L’accusa, com’era prevedibile, è stata prontamente respinta dal portavoce di Vladimir Putin, Dmitry Peskov: “Non abbiamo interferito e non interferiremo negli affari interni di un paese terzo, compresa la Francia”. Varie analisi successive, comunque, sembrano attribuire un’importanza marginale alle possibili influenze russe sui gilet gialli.

“Data l’importanza della mobilitazione sui social network intorno alle giubbe gialle, i tentativi di influenza russa sul movimento costituiscono una goccia d’acqua in un oceano”, ha dichiarato a France 24 Olivier Costa, politologo e direttore dello European Political and Administrative Studies.

Un ricercatore informatico francese, Baptiste Robert, ha compiuto uno studio sui tweet legati ai gilet gialli basato su 250mila interventi. Il suo lavoro, ripreso da vari media nazionali come Liberation e Le Monde, ha messo in luce come nessuno degli utenti più attivi fra quelli che hanno utilizzato #giletsjaune, ha rivelato un’azione coordinata. Non sarebbero stati coinvolti, infatti, i profili “bot” che rilanciano automaticamente i contenuti per incrementarne la visibilità: il sintomo tipico delle operazioni pianificate sui social.

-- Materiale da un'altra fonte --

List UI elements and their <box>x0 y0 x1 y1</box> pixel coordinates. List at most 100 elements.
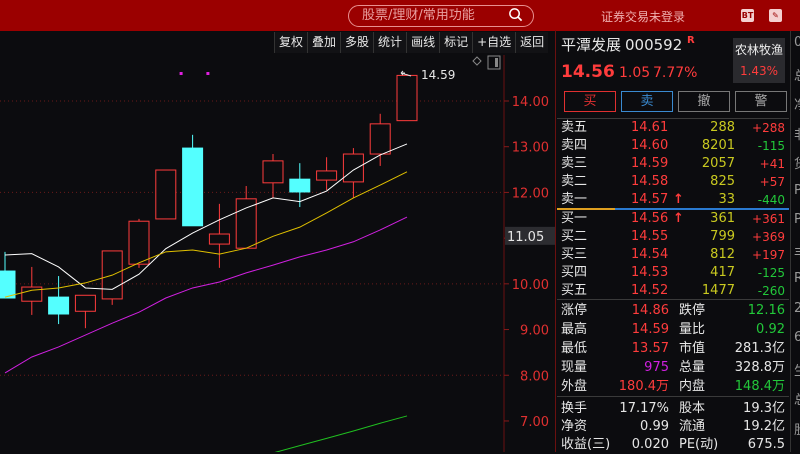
ma-line-ma10 <box>4 171 408 298</box>
search-input[interactable]: 股票/理财/常用功能 <box>348 5 534 27</box>
stat-label: 内盘 <box>679 379 706 394</box>
order-book-row: 买五 14.52 1477 -260 <box>561 282 787 300</box>
y-tick-label: 9.00 <box>520 324 549 339</box>
toolbar-button[interactable]: 统计 <box>373 32 407 53</box>
candle-body <box>128 220 150 265</box>
candle <box>369 113 391 166</box>
level-price: 14.60 <box>631 138 669 153</box>
level-label: 买二 <box>561 229 588 244</box>
order-book-row: 买二 14.55 799 +369 <box>561 228 787 246</box>
toolbar-button[interactable]: 叠加 <box>307 32 341 53</box>
level-label: 买四 <box>561 265 588 280</box>
level-delta: +361 <box>752 212 785 226</box>
candle <box>21 266 43 315</box>
level-delta: +369 <box>752 230 785 244</box>
toolbar-button[interactable]: 标记 <box>439 32 473 53</box>
candle-body <box>342 153 364 183</box>
order-book-row: 卖二 14.58 825 +57 <box>561 173 787 191</box>
candle-body <box>48 296 70 315</box>
diamond-icon[interactable] <box>472 56 482 66</box>
ma-line-ma60 <box>274 415 408 452</box>
stat-value: 0.92 <box>756 322 785 337</box>
fundamental-row: 净资 0.99 流通 19.2亿 <box>561 418 787 436</box>
level-label: 卖五 <box>561 120 588 135</box>
up-arrow-icon: ↑ <box>673 192 684 207</box>
ma-line-ma20 <box>4 216 408 374</box>
r-badge: R <box>687 35 695 46</box>
panel-toggle-icon[interactable] <box>487 55 501 70</box>
level-volume: 2057 <box>701 156 735 171</box>
candle <box>155 169 177 220</box>
fund-label: 流通 <box>679 419 706 434</box>
fund-value: 17.17% <box>619 401 669 416</box>
candle <box>235 186 257 249</box>
stat-label: 跌停 <box>679 303 706 318</box>
candle <box>342 148 364 198</box>
buy-button[interactable]: 买 <box>564 91 616 112</box>
fundamental-row: 换手 17.17% 股本 19.3亿 <box>561 400 787 418</box>
level-volume: 799 <box>710 229 735 244</box>
kline-chart[interactable]: 14.0013.0012.0011.0010.009.008.007.0014.… <box>0 55 556 452</box>
candle <box>396 74 418 122</box>
candle-body <box>235 198 257 249</box>
edge-text: P <box>794 212 800 227</box>
edge-text: 总 <box>794 389 800 408</box>
fund-value: 0.99 <box>640 419 669 434</box>
stats-row: 现量 975 总量 328.8万 <box>561 359 787 377</box>
candle-body <box>396 74 418 122</box>
fund-label: PE(动) <box>679 437 719 452</box>
level-delta: -260 <box>757 284 785 298</box>
level-label: 卖二 <box>561 174 588 189</box>
level-price: 14.55 <box>631 229 669 244</box>
edge-text: 总 <box>794 65 800 84</box>
stat-label: 最高 <box>561 322 588 337</box>
toolbar-button[interactable]: 画线 <box>406 32 440 53</box>
book-divider-bid <box>615 208 789 210</box>
fund-label: 换手 <box>561 401 588 416</box>
bt-icon[interactable]: BT <box>741 9 754 22</box>
candle <box>74 294 96 329</box>
fund-value: 19.2亿 <box>743 419 785 434</box>
level-label: 卖一 <box>561 192 588 207</box>
stock-name: 平潭发展 <box>561 36 622 54</box>
price-row: 14.56 1.05 7.77% <box>561 63 787 83</box>
alert-button[interactable]: 警 <box>735 91 787 112</box>
up-arrow-icon: ↑ <box>673 211 684 226</box>
stat-value: 13.57 <box>631 341 669 356</box>
level-price: 14.53 <box>631 265 669 280</box>
order-book-row: 卖三 14.59 2057 +41 <box>561 155 787 173</box>
candle-body <box>74 294 96 312</box>
level-volume: 361 <box>710 211 735 226</box>
last-price: 14.56 <box>561 62 615 82</box>
y-tick-label: 12.00 <box>512 186 549 201</box>
book-divider-ask <box>557 208 615 210</box>
toolbar-button[interactable]: 复权 <box>274 32 308 53</box>
candle <box>48 276 70 325</box>
stat-label: 总量 <box>679 360 706 375</box>
candle-body <box>289 178 311 193</box>
level-volume: 1477 <box>701 283 735 298</box>
sector-name: 农林牧渔 <box>734 43 783 57</box>
stat-value: 14.59 <box>631 322 669 337</box>
edit-icon[interactable]: ✎ <box>769 9 782 22</box>
search-icon[interactable] <box>508 7 523 22</box>
stat-label: 市值 <box>679 341 706 356</box>
search-placeholder: 股票/理财/常用功能 <box>362 8 475 23</box>
price-change-pct: 7.77% <box>653 65 698 81</box>
toolbar-button[interactable]: 返回 <box>515 32 549 53</box>
cancel-order-button[interactable]: 撤 <box>678 91 730 112</box>
stat-label: 量比 <box>679 322 706 337</box>
candle <box>208 203 230 268</box>
order-book-row: 买三 14.54 812 +197 <box>561 246 787 264</box>
login-status[interactable]: 证券交易未登录 <box>601 8 685 25</box>
level-price: 14.59 <box>631 156 669 171</box>
candle <box>101 250 123 305</box>
edge-text: R <box>794 271 800 286</box>
level-delta: +57 <box>759 175 785 189</box>
toolbar-button[interactable]: 多股 <box>340 32 374 53</box>
panel-toggle-bar <box>495 58 498 67</box>
toolbar-button[interactable]: +自选 <box>472 32 516 53</box>
sell-button[interactable]: 卖 <box>621 91 673 112</box>
y-tick-label: 14.00 <box>512 95 549 110</box>
level-volume: 33 <box>718 192 735 207</box>
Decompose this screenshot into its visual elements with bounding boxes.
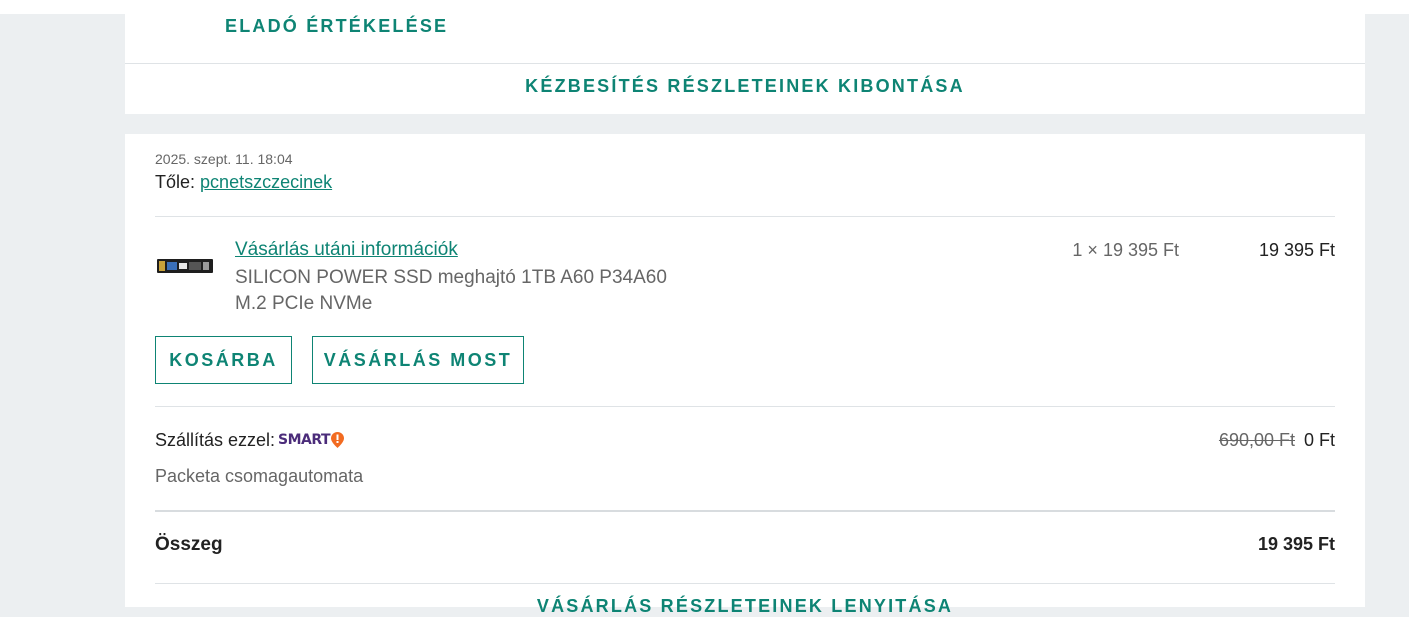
line-total: 19 395 Ft (1258, 240, 1335, 260)
divider (125, 63, 1365, 64)
from-label: Tőle: (155, 172, 196, 192)
smart-pin-icon (331, 432, 345, 448)
seller-name-link[interactable]: pcnetszczecinek (200, 172, 332, 192)
divider (155, 583, 1335, 584)
total-label: Összeg (155, 534, 223, 555)
order-card: 2025. szept. 11. 18:04 Tőle: pcnetszczec… (125, 134, 1365, 616)
divider (155, 510, 1335, 512)
unit-price: 1 × 19 395 Ft (1072, 240, 1179, 260)
shipping-old-price: 690,00 Ft (1218, 430, 1295, 450)
total-value: 19 395 Ft (1257, 534, 1335, 554)
buy-now-button[interactable]: VÁSÁRLÁS MOST (312, 336, 524, 384)
divider (155, 216, 1335, 217)
seller-card: ELADÓ ÉRTÉKELÉSE KÉZBESÍTÉS RÉSZLETEINEK… (125, 0, 1365, 114)
expand-delivery-details-button[interactable]: KÉZBESÍTÉS RÉSZLETEINEK KIBONTÁSA (125, 76, 1365, 97)
order-date: 2025. szept. 11. 18:04 (155, 151, 293, 167)
shipping-price: 0 Ft (1303, 430, 1335, 450)
seller-rating-link[interactable]: ELADÓ ÉRTÉKELÉSE (225, 16, 448, 37)
smart-logo-text: SMART (278, 432, 331, 448)
shipping-label: Szállítás ezzel: (155, 430, 276, 450)
product-title: SILICON POWER SSD meghajtó 1TB A60 P34A6… (235, 267, 667, 314)
shipping-method: Packeta csomagautomata (155, 466, 364, 486)
order-from: Tőle: pcnetszczecinek (155, 172, 332, 193)
post-purchase-info-link[interactable]: Vásárlás utáni információk (235, 239, 458, 261)
ssd-thumbnail-icon[interactable] (157, 258, 213, 274)
add-to-cart-button[interactable]: KOSÁRBA (155, 336, 292, 384)
divider (155, 406, 1335, 407)
smart-logo: SMART (278, 432, 345, 448)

Anche l’opinionista di Bloomberg, Leonid Bershidsky, ha intitolato un suo intervento “I gilet gialli non sono importati dalla Russia”:

 “La Russia di Putin e gli Stati Uniti di Trump”, ha argomentato, “amano le giubbe gialle perché Macron ha preso posizione contro Putin e Trump – e perché entrambi sono obiettivamente interessati a un’Unione europea più debole” tuttavia, “i motivi principali per le proteste sono tipo interno”.